Success of CME at Improving Physicians’ Knowledge of Diagnosis and Treatment of Hepatorenal Syndrome

Session Information

  • Educational Research
    November 04, 2017 | Location: Hall H, Morial Convention Center
    Abstract Time: 10:00 AM - 10:00 AM

Category: Nephrology Education

  • 1301 Educational Research


  • Gitzinger, Susan, Medscape, Lexington, Kentucky, United States
  • Blatherwick, Donald, Medscape, Lexington, Kentucky, United States
  • Muino, Julia A., Medscape, LLC, New York, New York, United States

Timely diagnosis and intervention are critical for improving outcomes for patients with hepatorenal syndrome (HRS), yet most specialists are not fully confident in their ability to identify and classify HRS, or to select appropriate pretransplant therapies. We sought to determine if continuing medical education (CME) improves physician knowledge of the diagnosis and treatment of HRS.

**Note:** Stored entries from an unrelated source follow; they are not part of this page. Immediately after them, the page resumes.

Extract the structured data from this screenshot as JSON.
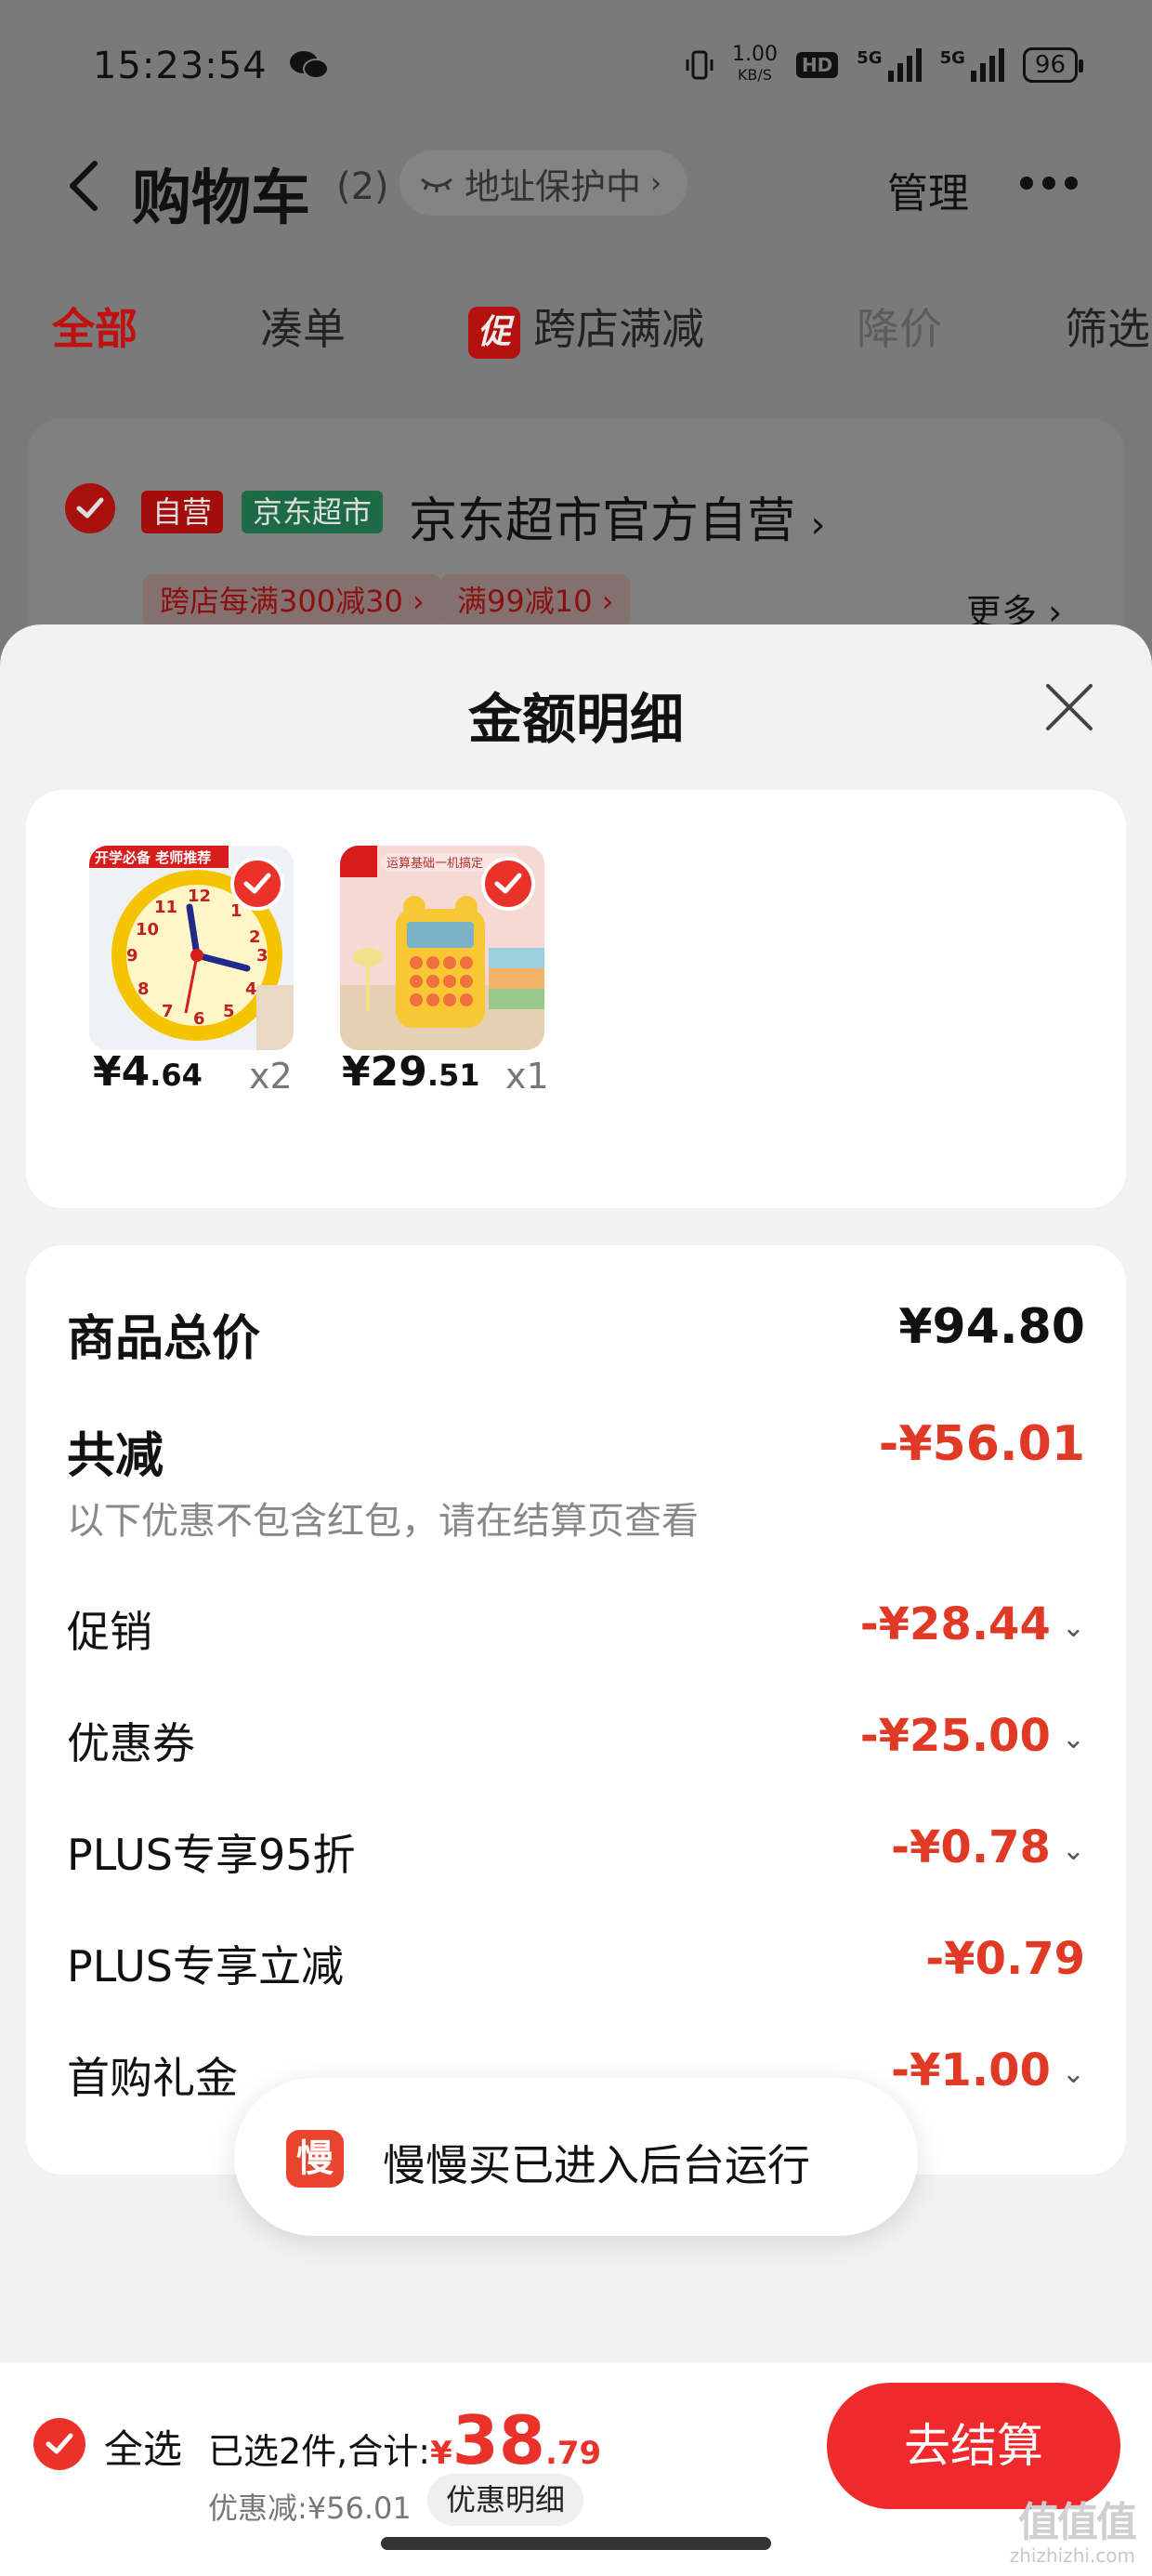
{
  "status_bar": {
    "time": "15:23:54",
    "net_speed_value": "1.00",
    "net_speed_unit": "KB/S",
    "hd_label": "HD",
    "sig1_label": "5G",
    "sig2_label": "5G",
    "battery": "96"
  },
  "nav": {
    "title": "购物车",
    "count": "(2)",
    "address_protect": "地址保护中",
    "manage": "管理"
  },
  "tabs": [
    {
      "label": "全部"
    },
    {
      "label": "凑单"
    },
    {
      "label": "跨店满减",
      "badge": "促"
    },
    {
      "label": "降价"
    },
    {
      "label": "筛选"
    }
  ],
  "shop": {
    "tag_self": "自营",
    "tag_super": "京东超市",
    "name": "京东超市官方自营",
    "promos": [
      "跨店每满300减30",
      "满99减10"
    ],
    "more": "更多"
  },
  "sheet": {
    "title": "金额明细",
    "goods": [
      {
        "thumb_tag": "开学必备 老师推荐",
        "price_int": "¥4",
        "price_dec": ".64",
        "qty": "x2"
      },
      {
        "thumb_tag": "运算基础一机搞定",
        "price_int": "¥29",
        "price_dec": ".51",
        "qty": "x1"
      }
    ],
    "total_label": "商品总价",
    "total_value": "¥94.80",
    "reduce_label": "共减",
    "reduce_value": "-¥56.01",
    "reduce_note": "以下优惠不包含红包，请在结算页查看",
    "items": [
      {
        "label": "促销",
        "value": "-¥28.44",
        "expandable": true
      },
      {
        "label": "优惠券",
        "value": "-¥25.00",
        "expandable": true
      },
      {
        "label": "PLUS专享95折",
        "value": "-¥0.78",
        "expandable": true
      },
      {
        "label": "PLUS专享立减",
        "value": "-¥0.79",
        "expandable": false
      },
      {
        "label": "首购礼金",
        "value": "-¥1.00",
        "expandable": true
      }
    ]
  },
  "toast": {
    "icon_char": "慢",
    "text": "慢慢买已进入后台运行"
  },
  "bottom": {
    "select_all": "全选",
    "summary_prefix": "已选2件,合计:",
    "total_symbol": "¥",
    "total_int": "38",
    "total_dec": ".79",
    "discount": "优惠减:¥56.01",
    "discount_detail": "优惠明细",
    "checkout": "去结算"
  },
  "watermark": {
    "big": "值值值",
    "small": "zhizhizhi.com"
  },
  "colors": {
    "accent_red": "#e8322a",
    "discount_red": "#e03a26",
    "jd_green": "#1c6b46"
  }
}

The CME activity consisted of an online video roundtable discussion among leading experts in HRS. Participants completed a 4-question survey before and after the activity to identify changes to knowledge, competence or confidence in relation to a specific clinical situation. A repeated pairs pre-assessment/post-assessment study design was used. The analysis included:
- A paired, 2-tailed t-test to assess differences between mean pre- to post-assessment scores
- McNemar’s chi-square test assessed differences from pre- to post-assessment; P values <.05 are statistically significant
- Cramer’s V to determine effect size

Survey data were collected from March 29, 2017 through May 2, 2017.


In total, nephrologists (n=127) and gastroenterologists (n=139) improved their understanding and competence in several specific topic areas including (data expressed as % correct pre-assessment vs % correct post-assessment; all P<.001):
- The link between HRS and ascites (88% vs 99% of nephrologists and 85% vs 96% of gastroenterologists)
- Characteristics of type 1 HRS (72% vs 98% of nephrologists and 69% vs 93% of gastroenterologists)
- Appropriate first-line therapies for patients with type 1 HRS awaiting liver transplantation (52% vs 80% of nephrologists and 60% vs 84% of gastroenterologists)

Overall, the educational effect size was medium, indicating a noticeable effect on participants' ability to choose correct responses (nephrologists: V=0.285; gastroenterologists: V=0.251). In addition to these gains in clinical knowledge. 46% of nephrologists and 52% of gastroenterologists indicated that they felt more confident in their ability to properly diagnose HRS after participation in this education.


This study demonstrates that a well-designed online CME initiative can have a positive effect on both nephrologists and gastroenterologists, resulting in significant improvements (P<.05) in clinical knowledge and competence seen in both audiences on all topics presented.